Tony Wrigley made an outstanding contribution to the study of economic and social history through his own research and through the leadership and inspiration that he provided to generations of historians.
Tony’s long association with the University of Cambridge began with his undergraduate and postgraduate study at Peterhouse in the 1950s before he became a Fellow and then a Lecturer in the Department of Geography in 1958. His keen interest in demographic change and industrial growth over time soon led him towards the historical social sciences and was apparent in his first book, Industrial growth and population change: a regional study of the coalfield areas of north-west Europe in the later nineteenth century (1961). From there he wrote and edited key texts on population change from the 16th to the 19th centuries, including: An Introduction to English historical geography from the sixteenth to the nineteenth century (1966); Population and History (1969); Nineteenth-Century Society: essays in the use of quantitative methods for the study of social data (1972); Identifying People in the Past (1973); Towns and Societies (1978); and the pathbreaking, classic The Population History of England 1541-1871: a reconstruction (1981) (with Roger Schofield, Ros Davies and Jim Oeppen). These books made population history and its implications accessible, introduced new approaches, sources and methods, transformed interpretations and inspired generations of students.

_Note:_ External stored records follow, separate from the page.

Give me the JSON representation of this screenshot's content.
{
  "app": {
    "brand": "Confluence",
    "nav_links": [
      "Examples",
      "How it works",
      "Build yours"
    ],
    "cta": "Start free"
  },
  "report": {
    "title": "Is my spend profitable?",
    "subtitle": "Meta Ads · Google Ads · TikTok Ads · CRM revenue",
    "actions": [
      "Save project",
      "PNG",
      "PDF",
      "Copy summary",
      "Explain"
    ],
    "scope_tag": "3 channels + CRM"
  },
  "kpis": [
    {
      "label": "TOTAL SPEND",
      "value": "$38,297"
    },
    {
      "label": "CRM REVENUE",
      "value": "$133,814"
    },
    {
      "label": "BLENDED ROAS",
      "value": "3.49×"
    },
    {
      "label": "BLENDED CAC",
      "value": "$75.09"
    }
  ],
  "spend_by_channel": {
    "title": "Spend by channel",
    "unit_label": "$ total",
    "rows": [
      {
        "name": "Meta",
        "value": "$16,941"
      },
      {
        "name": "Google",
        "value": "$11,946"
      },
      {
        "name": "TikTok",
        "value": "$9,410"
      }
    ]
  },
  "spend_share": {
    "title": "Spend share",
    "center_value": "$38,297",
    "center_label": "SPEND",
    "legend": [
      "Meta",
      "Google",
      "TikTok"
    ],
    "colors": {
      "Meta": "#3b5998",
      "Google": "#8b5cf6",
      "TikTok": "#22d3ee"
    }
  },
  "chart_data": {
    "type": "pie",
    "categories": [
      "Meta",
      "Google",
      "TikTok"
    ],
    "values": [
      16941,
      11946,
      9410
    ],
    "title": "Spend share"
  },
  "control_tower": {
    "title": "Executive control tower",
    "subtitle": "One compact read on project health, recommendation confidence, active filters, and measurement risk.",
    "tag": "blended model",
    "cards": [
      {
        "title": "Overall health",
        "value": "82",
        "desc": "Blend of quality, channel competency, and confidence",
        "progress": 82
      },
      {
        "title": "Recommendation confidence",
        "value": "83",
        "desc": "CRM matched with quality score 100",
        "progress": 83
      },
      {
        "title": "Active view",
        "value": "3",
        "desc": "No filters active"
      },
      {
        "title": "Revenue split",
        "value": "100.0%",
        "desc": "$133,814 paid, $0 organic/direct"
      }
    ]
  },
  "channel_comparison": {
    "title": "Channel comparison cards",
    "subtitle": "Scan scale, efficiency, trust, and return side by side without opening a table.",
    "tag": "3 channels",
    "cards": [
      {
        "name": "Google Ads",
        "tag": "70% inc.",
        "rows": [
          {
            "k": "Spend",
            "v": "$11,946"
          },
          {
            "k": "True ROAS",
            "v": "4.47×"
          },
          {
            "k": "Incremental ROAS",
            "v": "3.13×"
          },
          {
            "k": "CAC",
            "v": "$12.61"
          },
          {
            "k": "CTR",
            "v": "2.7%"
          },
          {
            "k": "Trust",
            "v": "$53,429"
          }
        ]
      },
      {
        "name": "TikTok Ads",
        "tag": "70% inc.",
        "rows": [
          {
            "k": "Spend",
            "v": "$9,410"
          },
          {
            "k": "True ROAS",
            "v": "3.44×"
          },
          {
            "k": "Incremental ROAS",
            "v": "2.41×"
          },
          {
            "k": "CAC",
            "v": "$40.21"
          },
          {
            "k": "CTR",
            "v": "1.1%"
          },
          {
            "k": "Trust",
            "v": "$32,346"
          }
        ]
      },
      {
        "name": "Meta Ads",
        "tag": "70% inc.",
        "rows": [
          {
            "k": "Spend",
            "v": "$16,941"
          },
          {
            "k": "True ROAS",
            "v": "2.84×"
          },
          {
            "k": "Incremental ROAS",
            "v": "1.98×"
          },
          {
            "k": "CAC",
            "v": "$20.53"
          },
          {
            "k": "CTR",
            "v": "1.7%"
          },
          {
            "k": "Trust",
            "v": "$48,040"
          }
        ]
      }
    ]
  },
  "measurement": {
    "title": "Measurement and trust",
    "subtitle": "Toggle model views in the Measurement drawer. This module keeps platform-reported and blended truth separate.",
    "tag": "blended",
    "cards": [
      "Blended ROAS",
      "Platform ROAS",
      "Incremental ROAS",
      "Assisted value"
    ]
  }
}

During the 1980s and 1990s Tony made a particularly important contribution to debates about the nature of the industrial revolution in England, where his research findings are still very influential. He spent most of the 1980s at the London School of Economics as Professor of Population Studies (1979-88), moving to All Souls College Oxford as Senior Research Fellow 1988-94 before returning to Cambridge as Professor of Economic History and Master of Corpus Christi College. While at the LSE he published two foundational texts. His 1987 collection of essays People, Cities and Wealth demonstrated the breadth of his historical expertise and interests, ranging from theoretical and conceptual essays on the nature of modernism and growth itself to the specifics of English population dynamics in international comparison. Continuity, Chance and Change (1988) challenged prevailing narratives about the industrial revolution by emphasising the contingent nature of economic growth and the views of contemporaries (notably Malthus, as in Tony’s 8-volume edition, with David Souden, of the Works ). His contribution to the new history of the industrial revolution is evident in the collection of essays in his 2004 book Poverty, Progress and Population. Responding to new evidence about incomes before 1750, he emphasised the importance of the nature of growth, rural/urban shifts, changing occupational structures and demographics to understanding economic and social change from the 17th to the 19th centuries. As he wrote in the introduction to this volume:
Since my days as a research student, I have always been ultimately more preoccupied with the wish to achieve a better understanding of the industrial revolution than with any other issue, with gaining a clearer insight into the circumstances in which the world learned how to produce goods and services on a scale which would have astonished and bemused anyone born before the nineteenth century.
A key aspect of this enduring theme of Tony’s research was his integration of energy, and environmental and social factors, into the understanding of industrialisation, notably in Energy and the Industrial Revolution (2010) and in The Path to Sustained Growth: England’s Transition from an Organic Economy to an Industrial Revolution (2016). While much of Tony’s work was focused on England, he was fond of quoting Kipling’s ‘What do they know of England who only England know?’ and was always comparative.
Among Tony’s most lasting institutional contributions is the creation of the Cambridge Group for the History of Population and Social Structure at Cambridge in 1964, jointly with Peter Laslett. ‘Campop’ has been a hugely significant base for population history in Britain and around the world, generating comprehensive research resources on the history of English population as well as creating and supporting careers for generations of social science historians. The accomplishments of the Group owe much to Tony’s inspiration and dedication to his colleagues as well as to his discipline. In 1996 he was knighted for services to historical demography. Throughout his multi-faceted career and his official retirement he was actively involved with the research and life of the Group, a regular presence at coffee and (during the recent pandemic) at its online informal seminars.
Tony was an eminently good citizen, taking on leadership roles in a range of academic societies including as Treasurer and later President of the British Academy and as President of the British Society for Population Studies. We remember him especially for his service to the Economic History Society where he was President from 1995 to 1998 during a period of considerable challenge in departments across the country for economic and social historians. This followed a full term as editor of the Economic History Review from 1986 to 1992. In both cases his careful stewardship of the discipline and breadth of academic interest across pre-modern and modern periods was particularly valued. It was characteristic of Tony that he remained, until his final years, a regular active participant in the annual conferences of the Society. In those meetings, as more generally, Tony demonstrated his warm concern for others, young and old.